In a sense, she was prepared for those pierced hands and side. François Mauriac, in his Life of Jesus, reflects on those moments in Jesus’ life when he seems to draw apart from Mary—for example, when the twelve-year-old son disappears for three days, leaving his mother anxiously searching. Normally so close to her,

suddenly he was like a stranger. Mary knew this had to be. . . .  Here below, perhaps, he sometimes treated her as he still treats his chosen ones whom he has marked for holiness and who, behind their grilles, in their cells, or in the midst of the world, know all the appearances of abandon, of being forsaken, not without keeping the interior certainty of being his elect and beloved.

The way Jesus loved Mary did not conform to the ways of the flesh. His love for her, as for all of us, led her on the way of the cross. In the Gospels, we catch glimpses of Mary watching her son, wondering at why he acts as he does. All these moments find their fulfillment in the Crucifixion, where God revealed his love to the world. And Mary, whose faith never faltered, gave her heart to be pierced too.

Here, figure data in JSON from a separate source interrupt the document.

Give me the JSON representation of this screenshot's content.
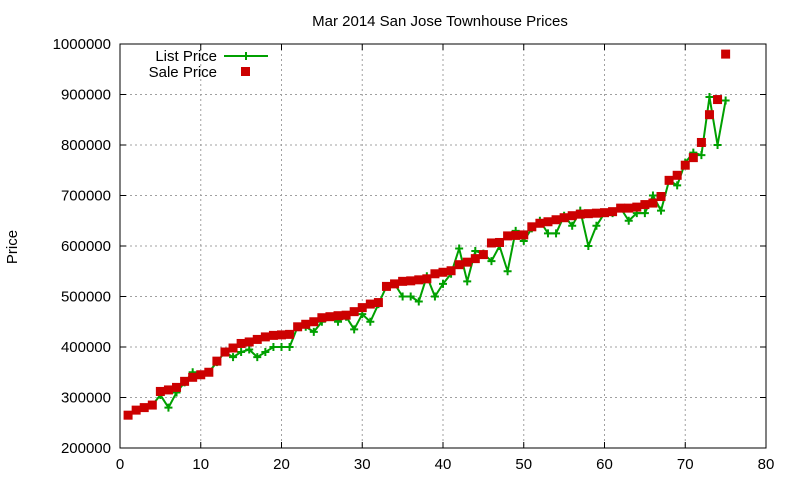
{
  "chart_data": {
    "type": "line",
    "title": "Mar 2014 San Jose Townhouse Prices",
    "xlabel": "",
    "ylabel": "Price",
    "xlim": [
      0,
      80
    ],
    "ylim": [
      200000,
      1000000
    ],
    "xticks": [
      "0",
      "10",
      "20",
      "30",
      "40",
      "50",
      "60",
      "70",
      "80"
    ],
    "yticks": [
      "200000",
      "300000",
      "400000",
      "500000",
      "600000",
      "700000",
      "800000",
      "900000",
      "1000000"
    ],
    "grid": true,
    "legend_position": "top-left",
    "x": [
      1,
      2,
      3,
      4,
      5,
      6,
      7,
      8,
      9,
      10,
      11,
      12,
      13,
      14,
      15,
      16,
      17,
      18,
      19,
      20,
      21,
      22,
      23,
      24,
      25,
      26,
      27,
      28,
      29,
      30,
      31,
      32,
      33,
      34,
      35,
      36,
      37,
      38,
      39,
      40,
      41,
      42,
      43,
      44,
      45,
      46,
      47,
      48,
      49,
      50,
      51,
      52,
      53,
      54,
      55,
      56,
      57,
      58,
      59,
      60,
      61,
      62,
      63,
      64,
      65,
      66,
      67,
      68,
      69,
      70,
      71,
      72,
      73,
      74,
      75
    ],
    "series": [
      {
        "name": "List Price",
        "style": "line+plus",
        "color": "#00a000",
        "values": [
          265000,
          275000,
          280000,
          285000,
          305000,
          280000,
          310000,
          330000,
          350000,
          345000,
          350000,
          370000,
          390000,
          380000,
          390000,
          395000,
          380000,
          390000,
          400000,
          400000,
          400000,
          440000,
          440000,
          430000,
          450000,
          460000,
          450000,
          460000,
          435000,
          465000,
          450000,
          485000,
          520000,
          525000,
          500000,
          500000,
          490000,
          540000,
          500000,
          525000,
          545000,
          595000,
          530000,
          590000,
          585000,
          570000,
          600000,
          550000,
          630000,
          610000,
          635000,
          650000,
          625000,
          625000,
          660000,
          640000,
          670000,
          600000,
          640000,
          665000,
          665000,
          675000,
          650000,
          665000,
          665000,
          700000,
          670000,
          730000,
          720000,
          765000,
          785000,
          780000,
          895000,
          800000,
          888000
        ]
      },
      {
        "name": "Sale Price",
        "style": "points-square",
        "color": "#cc0000",
        "values": [
          265000,
          275000,
          280000,
          285000,
          312000,
          315000,
          320000,
          332000,
          340000,
          345000,
          350000,
          372000,
          390000,
          398000,
          407000,
          410000,
          415000,
          420000,
          423000,
          424000,
          425000,
          440000,
          445000,
          450000,
          458000,
          460000,
          462000,
          463000,
          470000,
          478000,
          485000,
          488000,
          520000,
          525000,
          530000,
          531000,
          533000,
          535000,
          545000,
          548000,
          551000,
          563000,
          568000,
          575000,
          583000,
          606000,
          607000,
          620000,
          621000,
          622000,
          638000,
          645000,
          648000,
          652000,
          656000,
          660000,
          663000,
          664000,
          665000,
          666000,
          668000,
          675000,
          675000,
          677000,
          682000,
          685000,
          698000,
          730000,
          740000,
          760000,
          775000,
          805000,
          860000,
          890000,
          980000
        ]
      }
    ]
  }
}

The Church celebrates the Holy Name of Mary. Her name is holy because she is set apart. We can exalt her high position in heaven, her perfect obedience and conformity to God’s will, and her glorious titles. Her heavenly greatness is all the more moving when we contrast it to the somewhat ordinary life she must have appeared to live. But if we asked her to explain, she would point to her son.

I walked away from this little statue with a new, Marian-inflected appreciation for St. Paul’s paradox: “I have been crucified with Christ; it is no longer I who live, but Christ who lives in me” (Gal. 2:20). Sometimes a small piece of ivory, dropped down in the middle of other medieval bric-a-brac, can bear the weight of divine mysteries.